This weekend, while the air hung heavy with ash, there was a battle between alt-right and alt-left protesters in Portland. The scene was something out of post-WWI Germany, with violence in the streets and the police letting the two groups of thugs beat each other up. I have little sympathy with either the radicals of the left or the radicals of the right, not being a person inclined to revolutionary violence and being sufficiently eccentric and outspoken to make myself a pretty obvious target in any unfree regime. Both sides of protesters are of the kind that is content to see the country burn so long as they are able to bring their revolution into being. Since I am far more concerned about the well-being of the people at large than any sort of ideology, I simply try to avoid such people and such situations as much as possible.
Why was there ash in the air? I wondered this morning what was up when I walked outside to see a coat of something on my car that looked suspiciously like soot. A bit of research led me to discover that the Columbia River Gorge is on fire, thanks apparently to some firecracks from a couple of youth whose efforts have set ablaze a large portion of the forest from the area of Troutdale east a fair bit, a fire that has jumped over the Colombia River and is now going in Washougal as well. Nor is Oregon the only state suffering from fire woes, as the West as a whole is bone dry and a tinder box that is being set ablaze one state and one area at a time. Much of the area as gone without much rain all summer long and the extended heat waves and a bit of carelessness and blind chance have made things dangerous for many people. To be sure, this is not my first experience with wildfires, far from it, but it is not an experience I personally relish, being a person who is somewhat sensitive to air conditions .
Meanwhile, while dealing with a forest fire that sadly does not smell like a tasty BBQ, I have been concerned about the news on the hurricane front. Just a few days after many friends and acquaintances of mine dealt with massive flooding as a result of the soon-to-be-retired Hurricane Harvey, a category 5 hurricane with the unfriendly name of Irma is now bearing down on the northern part of the Leeward Islands The forecast for this storm takes it to the north of the Greater Antilles and sends it into the Gulf of Mexico by the end of the week to do damage to Florida and the eastern Gulf Coast.
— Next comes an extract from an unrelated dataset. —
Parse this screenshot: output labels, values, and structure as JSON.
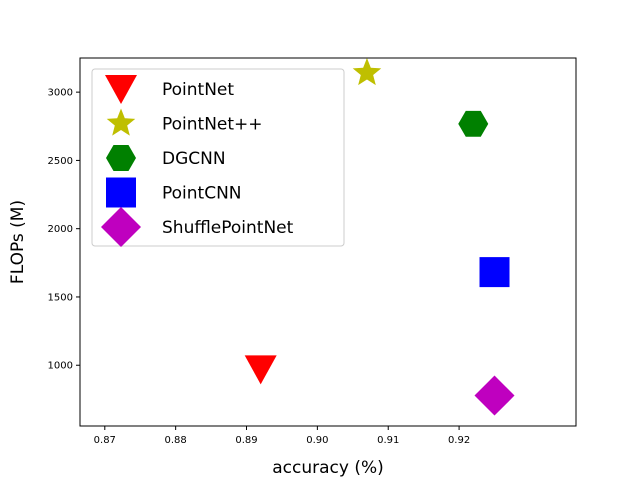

It is a somewhat surreal experience to be dealing with the shortage of rain in one part of the country while reflecting on the fact that there is far too much of it in other parts . One looks at the photos of Florida grocery stores being completely emptied by people looking to make their last minute hurricane preparations and the logistics networks being unable to cope with such a change, and one thinks about the fact that civilization is a rather narrow achievement in such times as we have.
It is in times like these that I think of the conditional promises made to Israel in Leviticus 26:3-5: “If you walk in My statutes and keep My commandments, and perform them, then I will give you rain in its season, the land shall yield its produce, and the trees of the field shall yield their fruit. Your threshing shall last till the time of vintage, and the vintage shall last till the time of sowing; you shall eat your bread to the full, and dwell in your land safely.” Let us note that this is a conditional promise from one of the two blessings and curses chapter (the other one being Deuteronomy 28), and the absence of the proper amount of rain in the proper times at the proper locations, especially when this is not an isolated situation but a regular pattern, signifies a warning sign for us to pay attention to. But will we shake our head at the sky and call such disasters an act of God rather than an opportunity to reflect on why such disasters are coming upon us?